Culture And Context
In this context, a number of writers—especially Raymond Williams and Richard Hoggart—began to explore the political and theoretical significance of the concept of culture in relationship to the broader contexts of social life. Trained as literary critics, they argued that cultural texts provided insights into social reality unavailable through the traditional social sciences and enabled one to understand what it felt like to be alive at a particular time and place—to grasp what Williams called "the structure of feeling." They sought to describe culture's concrete effects on people's lives. Hoggart's The Uses of Literacy (1957), for example, entered into the debate over Americanization, using close textual analyses to ask whether the new forms of popular culture were unsettling the established relations between working-class cultural practices and the patterns of everyday life of the working classes. Williams—in Culture and Society (1958) and The Long Revolution (1965), and in other works throughout his career—sought the theoretical and methodological tools that would allow for description of the concrete relations among cultural practices, social relations, and organizations of power.

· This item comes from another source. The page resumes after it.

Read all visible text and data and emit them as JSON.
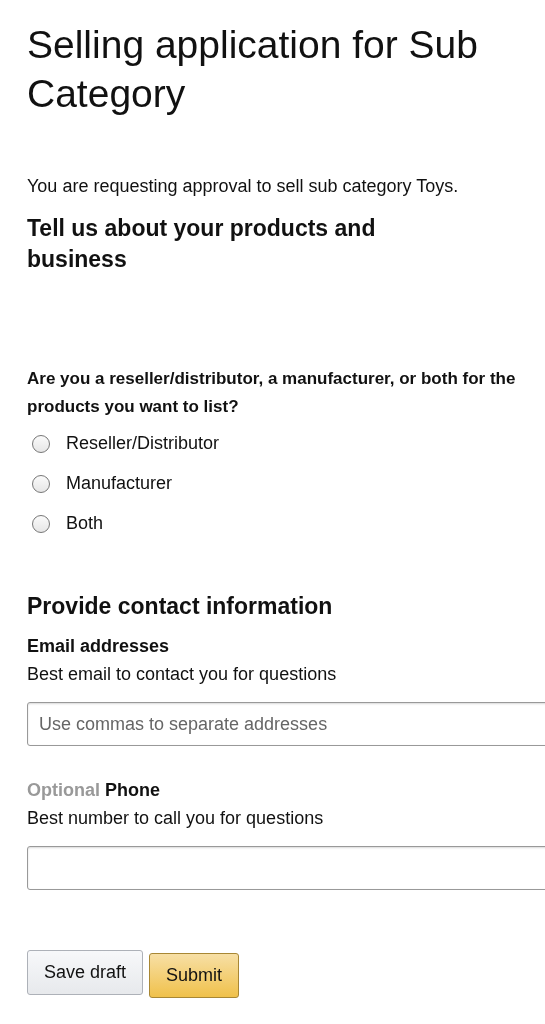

In 1964 Richard Hoggart set up the CCCS to continue these efforts when he was hired as professor of English literature at the University of Birmingham. This was done with the permission of both his department and the university, but with only their minimal support. He funded the Centre himself from monies he received for testifying in defense of D. H. Lawrence at an obscenity trial, and he hired Stuart Hall, who had already published The Popular Arts (1964) with Paddy Whannel. Hall became director in 1969 when Hoggart left to become assistant director of UNESCO. When Hall took a position as professor of sociology at the Open University in 1980, he was replaced by Richard Johnson. In the following years, the Centre was transformed and combined in a number of administrative incarnations until 2002, when the University of Birmingham dismantled the Department of Sociology and Cultural Studies.
The Centre undertook, both individually and collectively, a wide range of sometimes evolving and sometimes discontinuous researches, both theoretical and empirical, into culture and society, and was characterized internally by a wide range of positions and practices. Externally, it came to represent a more limited body of work as it engaged over the years in a number of highly visible public debates with other groups interested in the politics of culture. The Centre is most widely known for having offered a number of models of cultural studies from the mid-1970s to the mid-1980s, including models of: ideological analysis; studies of working-class cultures and subcultures, and of media audiences (all of which, taken together, constituted a particular understanding of culture as a site of resistance); feminist cultural research; hegemonic struggles in state politics; and the place of race in social and cultural processes. The Centre was primarily associated, quite commonly, with the work of the Italian Marxist Antonio Gramsci.
The work of the Centre was not known widely outside of England, and only marginally known in the United States—primarily in departments of education and communication—until the mid-1980s. In the summer of 1983, a series of events organized around the theme "Marxism and the Interpretation of Culture" at the University of Illinois brought Hall and other key figures from the Centre to the United States. In the mid-1980s, the Australian Journal of Cultural Studies was founded, and when it followed its editor John Fiske (a student of Raymond Williams who had emigrated to Australia) to the United States, it became the first international journal explicitly devoted to the field.
In 1992 the University of Illinois hosted a second major conference, "Cultural Studies Now and in the Future." During and after this conference, the validity of assuming British cultural studies to be the origin of cultural studies on a larger scale was increasingly challenged. It became clear that the British tradition was less an origin than a term around which a set of similar projects from all over the world could gather and work. People from Latin America, Asia and the Pacific Rim, Europe, and Africa offered their own indigenous traditions of cultural studies, many of which had developed without any knowledge of the British work, and often had no agreed-upon common label. During the 1990s cultural studies became visible—as something both claimed and contested—in many of the major disciplines of the humanities and social sciences (especially literary studies and anthropology) in the United States and in other parts of the world. In 2002 the first international Association for Cultural Studies was launched.
The founding insight of the British tradition was that what had been traditionally approached as an external relationship between two objects of study—the relation of culture and society—was somehow inscribed in the very complexity of culture itself: culture as a set of privileged activities (inevitably raising questions of value); culture as the uniquely human, mediating activities of symbolic life (for example, textuality, sense-making, signification, and representation); and culture as a whole way of life (linking culture to the totality of social life, including conduct, relations, and institutions). Cultural studies is about the relationship of anthropological, hermeneutic, and aesthetic discourses and practices of culture. It treats culture, then, as more than either a text or a commodity. It looks at culture as the site of the production of (and struggle over) power.